Want to buy a shiny new electric vehicle from one of China’s car companies? That’s going to cost you, dear European.
Tariffs are nothing new, but they are back with a vengeance.
US President Donald Trump's second term is doubling down on the trade wars he started in his first. Canada, China and Mexico have all been hit with new tariffs, albeit some were quickly delayed. Now it's the European Union's turn to face the trade-war music.
A global 25% blanket tariff on steel and aluminium imports sees no exemption of America's transatlantic allies. The EU was swift to condemn the move — and ready its own tariffs in response.
The response is not the EU's only effort to protect its single market. Tariffs against Chinese EV manufacturers have been in place since late last year — a bid to rev up a European auto industry struggling to keep up with technological advancements in transport.
The EV duties vary by company, based on how much Chinese state aid the EU assesses each one has received. To get around them, some Chinese companies have started setting up shop inside the bloc. Tariff supporters have praised the shift as evidence that they work.
What are tariffs and how do they work?
Whereas taxes are part of everyday life — the additional sum, like VAT, is added at the point of purchase — tariffs take place at the place of import.
“It's a tax that you are introducing at the border,” Luisa Santos, deputy director general at BusinessEurope, a confederation of European businesses, told The Parliament.
As ever, the EU is quirky when applying tariffs. It is the bloc's “exclusive competence on trade policy,” she said, which means tariffs are not applied by member states but instead negotiated by the EU on their behalf.
“If there is a common external tariff of the EU, that applies to all EU member states,” Santos added.
Why are tariffs implemented?
The World Trade Organization (WTO), founded in Geneva in 1995, oversees tariff policies at the global level. If one of the organisation’s 166 member countries creates a tariff or makes a change to a tariff, it must justify it to the WTO. It is also designed to be the final arbiter of trade disputes.

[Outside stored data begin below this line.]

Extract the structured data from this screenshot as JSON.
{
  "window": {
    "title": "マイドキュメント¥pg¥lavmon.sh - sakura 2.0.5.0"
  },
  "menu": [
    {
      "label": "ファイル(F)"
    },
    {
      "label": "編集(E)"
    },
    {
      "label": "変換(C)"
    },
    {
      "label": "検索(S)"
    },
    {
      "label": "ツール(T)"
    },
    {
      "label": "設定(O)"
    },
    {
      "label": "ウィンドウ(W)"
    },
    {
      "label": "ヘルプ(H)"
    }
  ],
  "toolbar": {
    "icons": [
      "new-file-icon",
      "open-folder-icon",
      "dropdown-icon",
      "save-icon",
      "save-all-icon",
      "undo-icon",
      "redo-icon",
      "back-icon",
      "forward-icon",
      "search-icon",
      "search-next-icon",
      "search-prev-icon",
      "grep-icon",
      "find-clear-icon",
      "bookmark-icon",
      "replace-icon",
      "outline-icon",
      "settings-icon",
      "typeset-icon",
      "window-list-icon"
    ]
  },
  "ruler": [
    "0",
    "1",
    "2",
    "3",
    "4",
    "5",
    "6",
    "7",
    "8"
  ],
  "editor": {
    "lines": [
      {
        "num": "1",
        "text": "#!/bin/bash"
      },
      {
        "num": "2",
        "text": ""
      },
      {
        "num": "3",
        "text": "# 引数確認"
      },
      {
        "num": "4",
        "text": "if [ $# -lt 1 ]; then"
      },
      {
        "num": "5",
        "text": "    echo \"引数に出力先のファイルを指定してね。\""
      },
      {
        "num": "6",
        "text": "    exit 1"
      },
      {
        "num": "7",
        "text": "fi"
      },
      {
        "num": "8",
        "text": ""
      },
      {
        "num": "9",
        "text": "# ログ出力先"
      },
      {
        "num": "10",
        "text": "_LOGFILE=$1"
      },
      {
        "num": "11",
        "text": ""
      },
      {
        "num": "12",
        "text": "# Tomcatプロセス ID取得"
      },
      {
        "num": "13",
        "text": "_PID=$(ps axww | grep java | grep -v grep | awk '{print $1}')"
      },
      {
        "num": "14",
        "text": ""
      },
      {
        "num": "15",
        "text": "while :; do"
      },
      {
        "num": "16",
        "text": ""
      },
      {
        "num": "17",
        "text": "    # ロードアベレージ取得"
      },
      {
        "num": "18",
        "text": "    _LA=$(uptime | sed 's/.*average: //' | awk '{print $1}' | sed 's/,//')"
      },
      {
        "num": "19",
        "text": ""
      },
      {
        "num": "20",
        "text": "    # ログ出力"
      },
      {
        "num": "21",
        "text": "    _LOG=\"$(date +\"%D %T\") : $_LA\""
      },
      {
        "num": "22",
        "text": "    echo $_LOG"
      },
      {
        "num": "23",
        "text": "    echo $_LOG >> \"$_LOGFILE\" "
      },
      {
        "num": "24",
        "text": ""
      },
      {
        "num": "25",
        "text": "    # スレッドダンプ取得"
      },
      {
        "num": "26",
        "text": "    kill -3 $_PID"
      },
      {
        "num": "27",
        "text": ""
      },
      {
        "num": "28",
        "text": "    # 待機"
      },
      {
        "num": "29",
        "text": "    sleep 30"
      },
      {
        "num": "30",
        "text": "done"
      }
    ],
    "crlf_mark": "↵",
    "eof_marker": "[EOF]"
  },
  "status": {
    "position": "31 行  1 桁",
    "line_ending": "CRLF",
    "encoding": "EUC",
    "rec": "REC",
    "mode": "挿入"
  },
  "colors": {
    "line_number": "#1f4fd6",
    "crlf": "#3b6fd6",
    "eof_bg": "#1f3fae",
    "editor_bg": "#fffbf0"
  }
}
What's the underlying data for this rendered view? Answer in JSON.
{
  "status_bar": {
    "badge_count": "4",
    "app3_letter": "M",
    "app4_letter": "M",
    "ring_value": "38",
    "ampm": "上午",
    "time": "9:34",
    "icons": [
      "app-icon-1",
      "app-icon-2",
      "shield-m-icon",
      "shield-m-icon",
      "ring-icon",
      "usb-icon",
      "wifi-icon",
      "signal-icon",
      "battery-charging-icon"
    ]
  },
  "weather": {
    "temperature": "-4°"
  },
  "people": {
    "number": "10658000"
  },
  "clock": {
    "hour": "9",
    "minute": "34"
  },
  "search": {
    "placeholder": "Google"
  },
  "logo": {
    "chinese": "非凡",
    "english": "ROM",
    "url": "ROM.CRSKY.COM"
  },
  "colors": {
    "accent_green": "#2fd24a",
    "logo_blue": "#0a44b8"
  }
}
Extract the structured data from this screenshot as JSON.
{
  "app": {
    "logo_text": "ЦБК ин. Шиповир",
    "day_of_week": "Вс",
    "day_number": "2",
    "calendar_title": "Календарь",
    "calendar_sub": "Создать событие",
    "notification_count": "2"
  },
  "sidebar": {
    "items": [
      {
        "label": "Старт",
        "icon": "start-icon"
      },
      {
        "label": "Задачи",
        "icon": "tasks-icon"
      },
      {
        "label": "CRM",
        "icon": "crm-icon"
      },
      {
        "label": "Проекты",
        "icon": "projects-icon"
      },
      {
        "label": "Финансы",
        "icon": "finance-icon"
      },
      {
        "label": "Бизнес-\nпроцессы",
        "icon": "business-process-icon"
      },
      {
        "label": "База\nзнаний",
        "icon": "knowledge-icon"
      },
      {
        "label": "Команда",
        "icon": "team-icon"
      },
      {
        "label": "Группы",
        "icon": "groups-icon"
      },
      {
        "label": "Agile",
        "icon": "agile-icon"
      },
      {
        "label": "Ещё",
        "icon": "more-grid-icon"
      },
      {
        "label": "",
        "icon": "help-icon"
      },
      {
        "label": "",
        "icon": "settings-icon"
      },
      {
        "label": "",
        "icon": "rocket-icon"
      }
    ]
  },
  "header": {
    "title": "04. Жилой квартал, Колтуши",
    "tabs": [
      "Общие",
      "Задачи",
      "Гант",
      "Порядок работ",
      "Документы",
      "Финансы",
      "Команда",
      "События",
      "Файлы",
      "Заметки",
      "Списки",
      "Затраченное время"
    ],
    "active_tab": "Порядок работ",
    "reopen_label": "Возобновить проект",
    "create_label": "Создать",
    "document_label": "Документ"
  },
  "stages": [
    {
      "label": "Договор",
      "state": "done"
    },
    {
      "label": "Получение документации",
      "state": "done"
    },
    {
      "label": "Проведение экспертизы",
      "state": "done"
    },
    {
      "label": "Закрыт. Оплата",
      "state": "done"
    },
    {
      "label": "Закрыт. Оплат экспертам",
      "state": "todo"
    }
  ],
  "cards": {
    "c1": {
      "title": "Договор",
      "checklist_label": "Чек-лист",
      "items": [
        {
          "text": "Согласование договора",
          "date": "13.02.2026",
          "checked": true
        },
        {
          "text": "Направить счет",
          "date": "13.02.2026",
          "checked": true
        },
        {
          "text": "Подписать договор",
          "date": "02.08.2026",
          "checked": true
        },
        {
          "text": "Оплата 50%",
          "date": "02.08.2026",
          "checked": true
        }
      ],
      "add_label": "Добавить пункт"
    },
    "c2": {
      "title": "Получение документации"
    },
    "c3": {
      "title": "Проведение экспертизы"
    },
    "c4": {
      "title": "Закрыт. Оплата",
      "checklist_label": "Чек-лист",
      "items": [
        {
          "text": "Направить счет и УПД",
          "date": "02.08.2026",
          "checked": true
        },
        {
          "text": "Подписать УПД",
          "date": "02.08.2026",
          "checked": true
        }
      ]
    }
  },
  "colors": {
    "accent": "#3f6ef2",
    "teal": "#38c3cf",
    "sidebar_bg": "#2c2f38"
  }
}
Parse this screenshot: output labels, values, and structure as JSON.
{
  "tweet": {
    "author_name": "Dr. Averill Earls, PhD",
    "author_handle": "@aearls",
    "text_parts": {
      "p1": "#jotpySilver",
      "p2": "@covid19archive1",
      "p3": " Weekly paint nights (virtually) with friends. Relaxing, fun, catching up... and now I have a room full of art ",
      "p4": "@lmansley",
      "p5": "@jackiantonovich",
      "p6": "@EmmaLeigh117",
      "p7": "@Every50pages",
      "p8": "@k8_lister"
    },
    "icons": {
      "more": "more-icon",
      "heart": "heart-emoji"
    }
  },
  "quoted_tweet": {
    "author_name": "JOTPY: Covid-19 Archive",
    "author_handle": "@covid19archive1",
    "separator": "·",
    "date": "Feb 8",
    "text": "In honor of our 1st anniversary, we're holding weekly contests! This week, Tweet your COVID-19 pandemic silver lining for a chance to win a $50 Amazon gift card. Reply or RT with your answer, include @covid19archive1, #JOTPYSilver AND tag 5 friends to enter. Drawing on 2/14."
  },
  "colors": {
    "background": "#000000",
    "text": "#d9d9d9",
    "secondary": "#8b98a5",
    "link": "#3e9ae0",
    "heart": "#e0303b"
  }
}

“The aim of the tariff is to make foreign goods more expensive so that domestic producers can become more competitive,” Varg Folkman, a policy analyst at the European Policy Centre, told The Parliament.
What constitutes fair and unfair competition, and thus the use of tariffs to level the playing field, is subjective. When tariffs are used “as an aggressive thing, like for instance in trade wars,” Folkman said, they can be coercive or pressure others to create more favourable trade policy.
Who pays for tariffs?
Though the idea is to punish or raise the price on the exporter, it is often the importing side that feels the financial sting. Tariffs increase the cost of doing business across the supply chain, which can also have inflationary effects.
“If you have a huge increase in duty at the border,” Santos said, "then of course you will likely have to pass that price onto the consumer.”
The additional revenue passes to government coffers through customs authorities. Most economists doubt Trump's claims that his tariffs could raise so much money that they would substantially offset the tax cuts he desires.
What are the different types of tariffs?
While all tariffs act as an import tax, Folkman said, there are different types. Custom duties are the least controversial and generally kept low. Anti-dumping tariffs prevent companies from selling goods at steep discounts to undercut competitors, while anti-subsidy ones — such as those against Chinese EVs — counteract state support.
The other kind of major tariff are known as safeguarding ones. Their aim is to protect industries at risk of serious harm, such as the EU’s steel sector.
Do tariffs work?
In trade disputes, tariffs are a reactive tool used in response to a threat. Trade wars result when they are imposed too often, which is why governments tend to be “really selective,” Folkman said.
That helps explain why the renewed passion for erecting trade barriers marks such a departure from economic orthodoxy.
“We have more and more products that are being imported,” Santos said, which is bad news for domestic consumers.
A country can lower a tariff against another to help a struggling or developing economy — or deepen trade relations with it. When tariffs go up, however, a tit-for-tat chain reaction often ensues that can lead to a “general breakdown in world trade, which would be extremely harmful,” Folkman said.